Камилла вздохнула, не разжимая губ. Помолчала, собираясь с мыслями. До мудрых исповедников ей было далеко, так что понять, жуткие ли поступки совершал юный Блаунт или же стал заложником собственного тёмного дара, она не могла. Зато она видела глаза паладина, ощущала тепло согревшегося мужского тела, дышала его запахом – и верила. До последнего слова – верила. Так же искренне, как Патрик Блаунт ждал сейчас её ответа.
– Мой батюшка, Золтан Эйросский, как-то вырезал половину города, когда матушку убили, – помедлив, задумчиво обронила Камилла. – Заходил в дома тех, кто хоть как-то оказался причастен, и убивал мечом прямо там, где находил – за столом, в нужнике, в постели… Магом он не был и собой владел. Но про багровые реки тогда недаром говорили. И Рыжими Острова прозвали не просто так. При этом я любила его – искренне, как умела. А ведь батюшка истреблял и нечисть, и тёмных людишек с равным безразличием. Заслужил – получи… Но я любила его. Даже после багровых рек. Нет, не думаю, что у тебя получилось меня удивить, Патрик Блаунт…

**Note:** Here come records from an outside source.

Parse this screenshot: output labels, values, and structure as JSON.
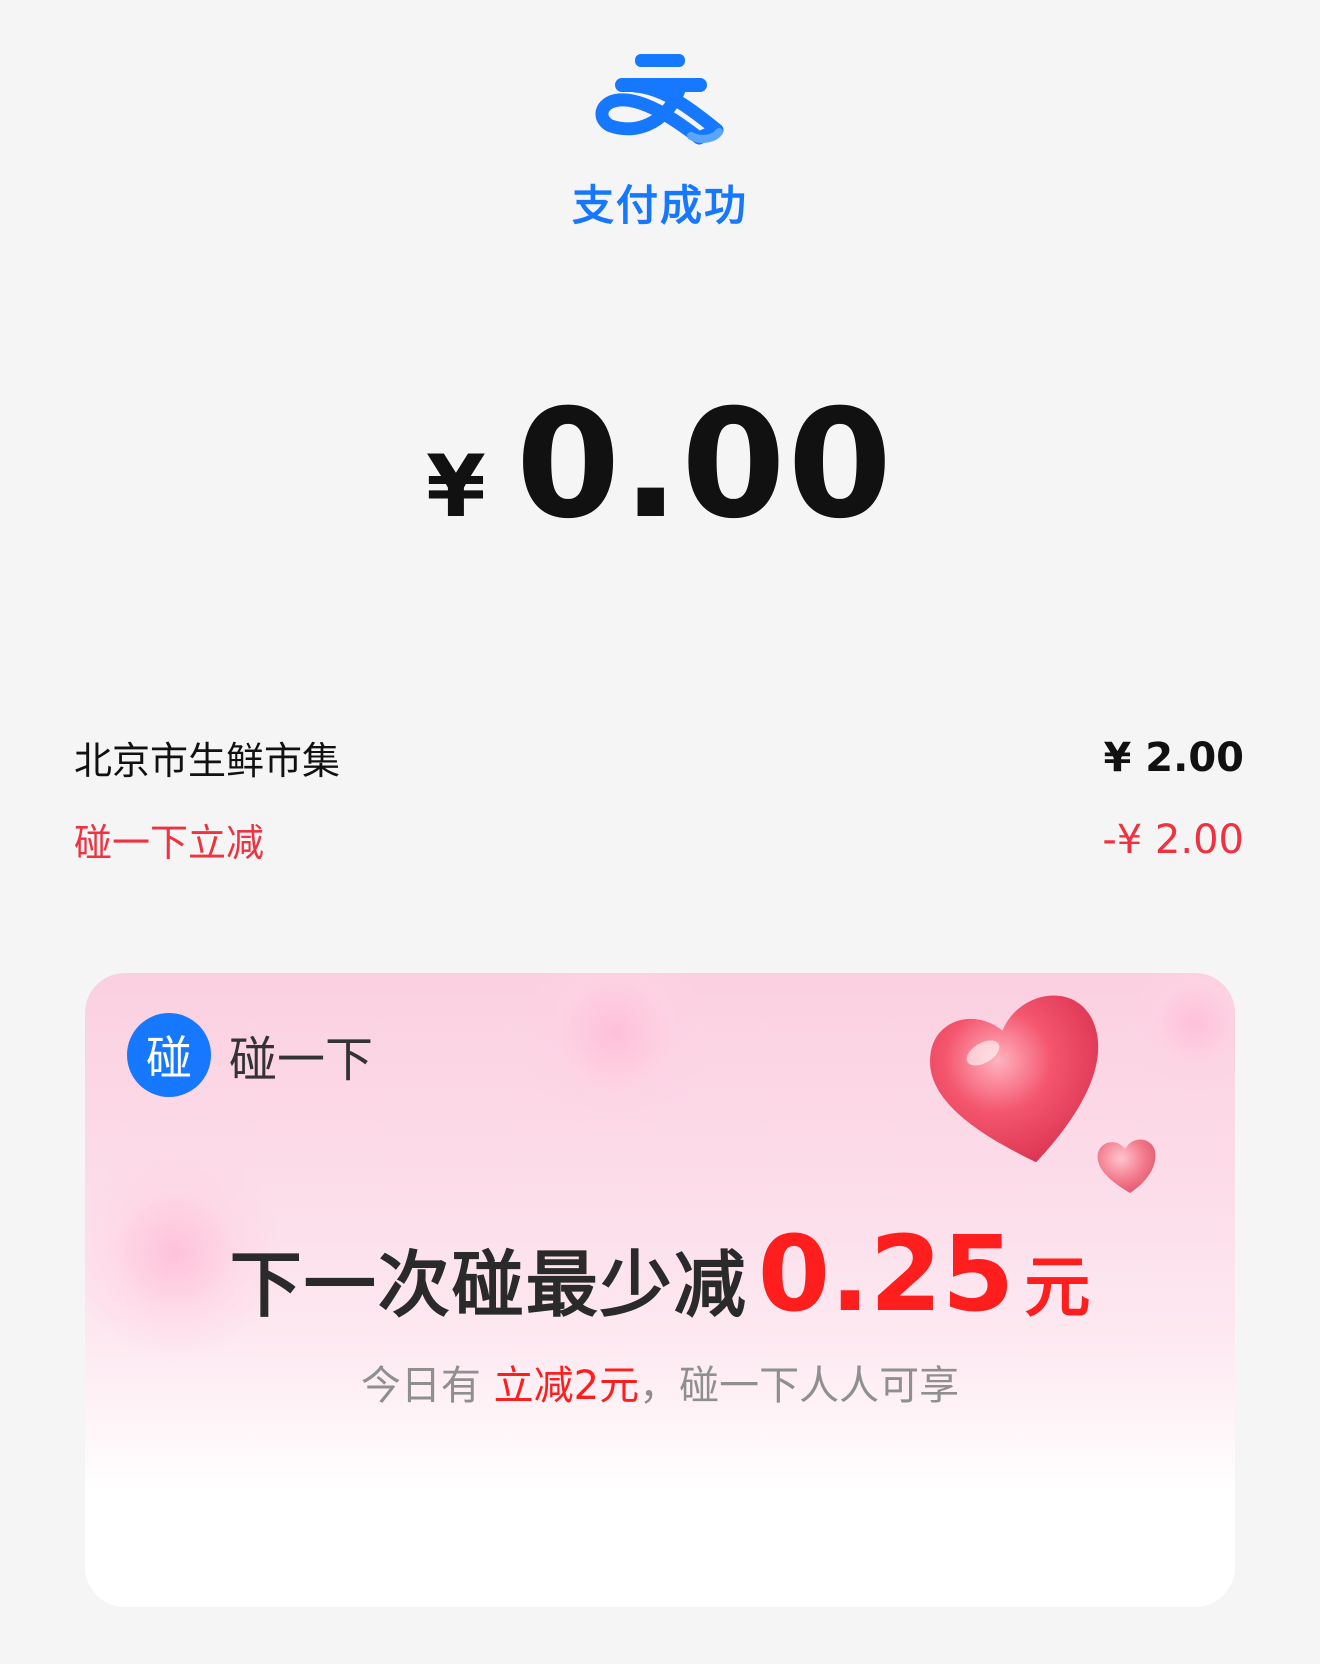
{
  "header": {
    "logo_icon": "alipay-logo-icon",
    "status": "支付成功",
    "brand_color": "#1677ff"
  },
  "amount": {
    "currency": "¥",
    "value": "0.00"
  },
  "order": {
    "merchant_name": "北京市生鲜市集",
    "merchant_price": "¥ 2.00",
    "discount_label": "碰一下立减",
    "discount_value": "-¥ 2.00",
    "discount_color": "#f0313f"
  },
  "promo": {
    "brand_badge": "碰",
    "brand_name": "碰一下",
    "headline_lead": "下一次碰最少减",
    "headline_amount": "0.25",
    "headline_unit": "元",
    "sub_prefix": "今日有 ",
    "sub_highlight": "立减2元",
    "sub_suffix": "，碰一下人人可享",
    "decor_icon": "hearts-icon",
    "highlight_color": "#ff1e1e"
  }
}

Про Рыжего барона тогда легенды ходили. Если бы уже тогда знать, что никакой он не барон, а самый настоящий ллей, потомок рода огня…
Замок, любящий дед, тёплая постель и прекрасный Фэйерхолд стали бы немного ближе. И унижений поубавилось бы.
– Я люблю тебя, Камилла Эйросская, – выдохнул, не сводя с неё блестящих глаз, паладин. – Я тебя сейчас ещё больше люблю… хотя узнал с первой встречи…
Патрик так и не разжал их рук, когда склонился ближе – и коснулся её губ своими.
Камилла никогда в жизни не целовалась. Склизкие поползновения ухажёров на Островах не в счёт, немногие претенденты огребали от дочери Рыжего барона на месте, не получая желаемого. Но то, что паладин целоваться тоже не умел, Камилла поняла сразу.
И оценила.
Потому что только мужчина, никогда не знавший другой женщины, оставался столь же беззащитен перед ней, как и она перед ним. Только такому, как Патрик Блаунт, привыкшая к грубости и неприкрытой пошлости Камилла сумела по-настоящему довериться. И только такого, как паладин, она и желала – бездумно, жадно, ревниво, безраздельно – прибрать к рукам, владеть и властвовать – его умом, мыслями, чистотой и святостью. Потому что ллей Блаунт, после всех совершённых им сомнительных боевых подвигов и несомненных, пусть и невольных, грехов, оставался чище, нежели она, ничего, страшнее воровства, не совершившая.
Объяснить это Камилла не могла, но самой себе признавалась: ни деньги, ни мужская красота, ни положение не привлекали дочь Рыжего барона. Деньги она умела добывать и сама, красивые мужчины, вроде ллея Ленара, навевали скуку, а положение – всегда шаткая вещь. Выйдешь за низшего – вроде как опустишься в чужих глазах, выберешь кого повыше – останешься второсортной на всю жизнь. Нет; не на это ставку делают.
Камилла искала лучшего, чем она.
Того, кто не пойдёт на обман ради куска хлеба. Кто не покривит душой в малом. Кто не ищет выгоды и не предаст ради минутного превосходства. Того, кто чище, лучше, светлее… Его святостью очиститься, с его помощью стать… если не лучше, то чуточку благороднее.
– И я тебя люблю, Патрик Блаунт, – подумав, признала Камилла, едва паладин немного отстранился. – Хотя за шоколад я тебя ещё нескоро прощу. Опозорил меня тогда, в караване-то… на горячем почти поймал…
Паладин тихо рассмеялся, касаясь её лбом. Притянул чуть ближе, снова поцеловал – уже ощутимее, жарче, решительнее. Верно, лишь теперь убедился, что и впрямь не убьёт ненароком.
– Кхм, – неуверенно раздалось от двери. – Я тогда ещё чаю попью, что ли…
Камилла вспыхнула, услышав голос мэма Гирра – но Патрик не позволил ей отстраниться. Только бережно притянул её к груди, скрывая от чужих глаз.